The driest November on record and weeks of almost continuous sunshine in December has forced many farmers to reduce milkings and use supplementary feed as pastures turn brown, said Derek Spratt, dairy farmer of Pukehina and chairman of the Bay of Plenty Rural Support Trust.
"We need a change to rain coming from the north, from the Pacific Islands. Rain from the south or even Australia isn't reaching the North Island. On our farm we have had just 34mm of rain since the beginning of November," said Mr Spratt.
Cows on his  property have been milked every 16 hours instead of every eight since December 1.
"The last time we went to 16 hour milkings was two years ago and that was in February."
Mr Spratt said many other Bay of Plenty farmers were milking once a day, affecting their milk production and consequently incomes.
The long dry spell had also adversely affected turnips, grown for supplementary feed, but maize and sorghum crops in general appeared to be doing well.
The Rural Support Trust, Federated Farmers and the Ministry of Agriculture were monitoring the situation day by day and Mr Spratt said Galatea and Reporoa, both hard hit by last year's drought, were again of concern.
"We are advising anyone who is struggling to talk to their bank managers, accountants and neighbours because help is available. It's vital farmers don't bottle up their concerns at times like this."
Animal welfare was the focus for most farmers and in some cases all their income could go on stock feed, leaving little for their own families.
The situation is not so grim for the avocado and kiwifruit industries but orchardists are also hoping for rain.
John Schnackenberg, chairman of the Avocado Industry Council, said weather conditions were perfect for the current harvest.
"The fruit we are picking now is 12 to 15 months old and size is not too much affected by dry weather."
However, rain soon would be an advantage for the next season's crop.  "Many orchards have irrigation and growers do what they can to conserve soil moisture by applying mulch around trees," he said.
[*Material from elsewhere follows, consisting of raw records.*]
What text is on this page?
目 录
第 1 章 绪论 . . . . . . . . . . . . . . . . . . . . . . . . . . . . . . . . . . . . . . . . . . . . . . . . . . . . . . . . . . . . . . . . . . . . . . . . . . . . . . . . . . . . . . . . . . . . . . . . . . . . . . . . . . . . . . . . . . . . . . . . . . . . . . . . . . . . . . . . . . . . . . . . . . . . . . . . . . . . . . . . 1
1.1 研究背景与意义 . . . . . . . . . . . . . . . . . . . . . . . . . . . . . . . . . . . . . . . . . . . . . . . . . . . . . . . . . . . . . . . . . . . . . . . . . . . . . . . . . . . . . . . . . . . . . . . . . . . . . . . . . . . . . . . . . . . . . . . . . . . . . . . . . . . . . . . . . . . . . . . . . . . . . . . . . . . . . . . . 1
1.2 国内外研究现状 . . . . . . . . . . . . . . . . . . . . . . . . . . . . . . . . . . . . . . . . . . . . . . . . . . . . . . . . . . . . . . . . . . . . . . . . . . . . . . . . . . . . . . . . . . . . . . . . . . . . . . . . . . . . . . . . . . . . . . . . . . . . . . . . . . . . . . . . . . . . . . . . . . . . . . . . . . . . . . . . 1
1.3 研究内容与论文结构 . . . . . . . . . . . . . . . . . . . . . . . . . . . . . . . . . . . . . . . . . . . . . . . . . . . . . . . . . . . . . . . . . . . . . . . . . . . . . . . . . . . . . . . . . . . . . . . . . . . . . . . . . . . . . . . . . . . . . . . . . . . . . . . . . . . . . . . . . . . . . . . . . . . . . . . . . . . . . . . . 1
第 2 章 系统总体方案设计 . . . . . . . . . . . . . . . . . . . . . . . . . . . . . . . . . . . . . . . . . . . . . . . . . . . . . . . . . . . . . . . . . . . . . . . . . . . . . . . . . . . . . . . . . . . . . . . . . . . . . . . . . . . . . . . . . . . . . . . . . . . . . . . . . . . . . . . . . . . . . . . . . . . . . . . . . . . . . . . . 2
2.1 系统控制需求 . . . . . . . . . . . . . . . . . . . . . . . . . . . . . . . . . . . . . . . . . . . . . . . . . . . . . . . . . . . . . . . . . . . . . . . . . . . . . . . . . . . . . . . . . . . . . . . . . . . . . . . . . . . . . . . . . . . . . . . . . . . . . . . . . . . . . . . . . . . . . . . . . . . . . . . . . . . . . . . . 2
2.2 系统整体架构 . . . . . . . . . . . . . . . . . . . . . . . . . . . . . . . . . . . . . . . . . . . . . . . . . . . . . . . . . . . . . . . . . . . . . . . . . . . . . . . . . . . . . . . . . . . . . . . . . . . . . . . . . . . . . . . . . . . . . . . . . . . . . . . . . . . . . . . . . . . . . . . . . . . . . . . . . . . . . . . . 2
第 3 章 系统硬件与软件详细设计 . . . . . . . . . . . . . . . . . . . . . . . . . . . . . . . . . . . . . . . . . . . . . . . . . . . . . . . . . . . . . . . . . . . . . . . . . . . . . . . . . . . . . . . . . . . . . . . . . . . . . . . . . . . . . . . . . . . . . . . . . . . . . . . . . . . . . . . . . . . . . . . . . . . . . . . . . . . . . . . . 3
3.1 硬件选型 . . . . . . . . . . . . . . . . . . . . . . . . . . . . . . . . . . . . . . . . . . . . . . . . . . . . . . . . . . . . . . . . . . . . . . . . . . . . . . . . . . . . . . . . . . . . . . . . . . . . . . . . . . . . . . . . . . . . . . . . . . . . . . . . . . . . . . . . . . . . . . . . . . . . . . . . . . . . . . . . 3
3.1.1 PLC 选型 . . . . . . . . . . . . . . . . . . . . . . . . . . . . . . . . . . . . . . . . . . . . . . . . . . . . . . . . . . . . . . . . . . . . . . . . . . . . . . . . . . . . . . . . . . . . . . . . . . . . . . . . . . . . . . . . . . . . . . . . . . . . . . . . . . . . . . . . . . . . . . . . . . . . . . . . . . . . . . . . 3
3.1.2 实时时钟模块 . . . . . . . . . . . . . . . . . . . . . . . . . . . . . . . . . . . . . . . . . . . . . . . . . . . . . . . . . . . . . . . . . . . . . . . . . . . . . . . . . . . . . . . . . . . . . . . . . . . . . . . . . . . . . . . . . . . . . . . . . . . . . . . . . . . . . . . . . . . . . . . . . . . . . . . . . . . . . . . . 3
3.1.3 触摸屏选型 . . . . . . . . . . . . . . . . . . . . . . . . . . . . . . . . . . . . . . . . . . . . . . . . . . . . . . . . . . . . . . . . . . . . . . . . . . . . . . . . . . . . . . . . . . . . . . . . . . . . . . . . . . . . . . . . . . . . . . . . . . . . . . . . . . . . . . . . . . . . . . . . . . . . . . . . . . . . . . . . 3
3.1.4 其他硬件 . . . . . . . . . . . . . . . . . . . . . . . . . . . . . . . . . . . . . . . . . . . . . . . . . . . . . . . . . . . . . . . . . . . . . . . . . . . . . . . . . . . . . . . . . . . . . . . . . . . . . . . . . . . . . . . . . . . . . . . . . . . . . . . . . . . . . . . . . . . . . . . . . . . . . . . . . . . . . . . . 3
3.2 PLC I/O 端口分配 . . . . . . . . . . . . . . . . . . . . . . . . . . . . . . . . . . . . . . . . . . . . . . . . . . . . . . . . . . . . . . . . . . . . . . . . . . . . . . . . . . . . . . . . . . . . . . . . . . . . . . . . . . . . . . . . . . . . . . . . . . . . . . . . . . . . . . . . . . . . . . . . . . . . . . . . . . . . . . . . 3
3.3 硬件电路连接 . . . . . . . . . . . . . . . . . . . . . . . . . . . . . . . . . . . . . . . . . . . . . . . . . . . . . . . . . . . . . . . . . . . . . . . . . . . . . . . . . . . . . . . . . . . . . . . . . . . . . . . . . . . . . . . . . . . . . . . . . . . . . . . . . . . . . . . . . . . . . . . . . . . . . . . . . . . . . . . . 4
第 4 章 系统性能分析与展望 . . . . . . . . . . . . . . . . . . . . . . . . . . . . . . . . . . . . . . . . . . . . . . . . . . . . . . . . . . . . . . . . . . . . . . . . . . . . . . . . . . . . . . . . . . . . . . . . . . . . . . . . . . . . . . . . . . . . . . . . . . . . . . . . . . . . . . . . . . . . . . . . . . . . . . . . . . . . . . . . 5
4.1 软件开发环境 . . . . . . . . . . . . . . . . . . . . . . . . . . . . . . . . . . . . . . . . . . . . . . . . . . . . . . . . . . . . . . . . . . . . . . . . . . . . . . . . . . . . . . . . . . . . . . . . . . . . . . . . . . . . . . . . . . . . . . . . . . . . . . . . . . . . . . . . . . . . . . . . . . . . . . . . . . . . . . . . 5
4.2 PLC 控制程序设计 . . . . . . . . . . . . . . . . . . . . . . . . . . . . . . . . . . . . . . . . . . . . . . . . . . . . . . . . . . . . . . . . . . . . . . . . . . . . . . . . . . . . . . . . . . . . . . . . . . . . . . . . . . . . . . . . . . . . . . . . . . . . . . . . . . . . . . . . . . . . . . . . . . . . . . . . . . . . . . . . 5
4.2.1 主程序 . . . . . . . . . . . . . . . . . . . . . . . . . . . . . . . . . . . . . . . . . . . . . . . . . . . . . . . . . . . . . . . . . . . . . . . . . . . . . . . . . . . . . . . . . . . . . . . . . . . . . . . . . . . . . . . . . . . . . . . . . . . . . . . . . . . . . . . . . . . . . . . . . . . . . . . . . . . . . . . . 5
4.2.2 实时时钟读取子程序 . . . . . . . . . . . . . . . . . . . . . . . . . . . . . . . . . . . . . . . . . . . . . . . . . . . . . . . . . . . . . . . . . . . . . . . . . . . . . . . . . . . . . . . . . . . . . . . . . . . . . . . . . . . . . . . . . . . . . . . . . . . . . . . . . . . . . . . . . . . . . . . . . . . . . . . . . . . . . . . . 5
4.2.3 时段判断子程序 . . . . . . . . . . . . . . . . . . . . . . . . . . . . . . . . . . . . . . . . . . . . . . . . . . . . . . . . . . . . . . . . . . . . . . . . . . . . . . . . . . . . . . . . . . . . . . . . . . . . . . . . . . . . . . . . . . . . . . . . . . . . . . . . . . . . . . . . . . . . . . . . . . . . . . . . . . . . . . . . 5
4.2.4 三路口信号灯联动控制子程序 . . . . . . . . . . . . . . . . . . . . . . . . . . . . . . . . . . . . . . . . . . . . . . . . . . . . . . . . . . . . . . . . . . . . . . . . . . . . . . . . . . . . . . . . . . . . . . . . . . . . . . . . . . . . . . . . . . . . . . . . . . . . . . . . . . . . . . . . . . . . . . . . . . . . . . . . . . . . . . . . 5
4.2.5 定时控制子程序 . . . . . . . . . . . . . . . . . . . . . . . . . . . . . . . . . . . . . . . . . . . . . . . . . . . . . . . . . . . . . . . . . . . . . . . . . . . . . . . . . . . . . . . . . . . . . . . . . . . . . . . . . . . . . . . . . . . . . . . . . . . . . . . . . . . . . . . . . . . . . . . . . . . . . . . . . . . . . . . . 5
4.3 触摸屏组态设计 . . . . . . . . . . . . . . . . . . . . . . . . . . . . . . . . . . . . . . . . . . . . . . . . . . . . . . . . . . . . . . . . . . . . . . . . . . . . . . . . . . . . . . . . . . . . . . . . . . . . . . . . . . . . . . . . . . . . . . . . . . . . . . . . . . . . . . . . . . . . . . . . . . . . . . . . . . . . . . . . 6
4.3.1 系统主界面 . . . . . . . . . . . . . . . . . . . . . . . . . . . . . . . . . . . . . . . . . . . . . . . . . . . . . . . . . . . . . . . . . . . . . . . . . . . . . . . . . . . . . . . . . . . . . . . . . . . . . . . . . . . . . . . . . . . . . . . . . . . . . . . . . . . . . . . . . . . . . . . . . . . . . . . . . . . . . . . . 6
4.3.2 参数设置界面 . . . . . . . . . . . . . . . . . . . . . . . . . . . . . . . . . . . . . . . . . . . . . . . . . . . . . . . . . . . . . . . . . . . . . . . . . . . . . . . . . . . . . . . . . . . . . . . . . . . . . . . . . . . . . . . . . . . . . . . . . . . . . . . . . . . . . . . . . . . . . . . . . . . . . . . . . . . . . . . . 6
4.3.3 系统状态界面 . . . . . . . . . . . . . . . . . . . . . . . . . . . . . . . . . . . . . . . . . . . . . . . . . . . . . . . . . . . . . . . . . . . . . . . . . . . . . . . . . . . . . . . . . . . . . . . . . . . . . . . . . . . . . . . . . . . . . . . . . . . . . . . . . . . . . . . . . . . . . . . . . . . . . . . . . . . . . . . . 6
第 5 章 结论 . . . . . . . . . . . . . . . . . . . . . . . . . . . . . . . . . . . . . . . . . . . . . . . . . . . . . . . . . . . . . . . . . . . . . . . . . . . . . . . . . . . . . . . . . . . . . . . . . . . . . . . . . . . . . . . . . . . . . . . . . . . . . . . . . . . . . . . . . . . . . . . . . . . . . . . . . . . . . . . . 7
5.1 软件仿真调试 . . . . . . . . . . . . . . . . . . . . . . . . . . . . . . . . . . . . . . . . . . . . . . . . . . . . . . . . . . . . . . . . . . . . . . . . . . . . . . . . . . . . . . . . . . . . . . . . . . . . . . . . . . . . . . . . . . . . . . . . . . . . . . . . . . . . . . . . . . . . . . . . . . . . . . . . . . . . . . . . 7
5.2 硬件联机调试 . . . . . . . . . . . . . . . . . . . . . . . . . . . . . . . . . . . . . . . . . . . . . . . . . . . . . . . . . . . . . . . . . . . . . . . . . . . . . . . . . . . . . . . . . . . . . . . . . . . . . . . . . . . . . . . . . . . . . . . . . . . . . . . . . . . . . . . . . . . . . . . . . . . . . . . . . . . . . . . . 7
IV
Mike Smith, chairman of the Green Growers group, said the deep rooted nature of kiwifruit meant most vines were not suffering. 
"However, orchards in areas which normally have a high water table may be struggling."
Peter Ombler, president of New Zealand Kiwifruit Growers Inc, said high sunshine hours could have a positive impact on the taste of kiwifruit but growers would still welcome rain in January. 
However, it  was the cold spring of 2009 and its impact on fruit numbers  that was causing most concern, and it appeared crop volumes would be down on the last harvest, he said. "Given the tough economic conditions of 2009, kiwifruit came through it very well and is one of the year's few success stories."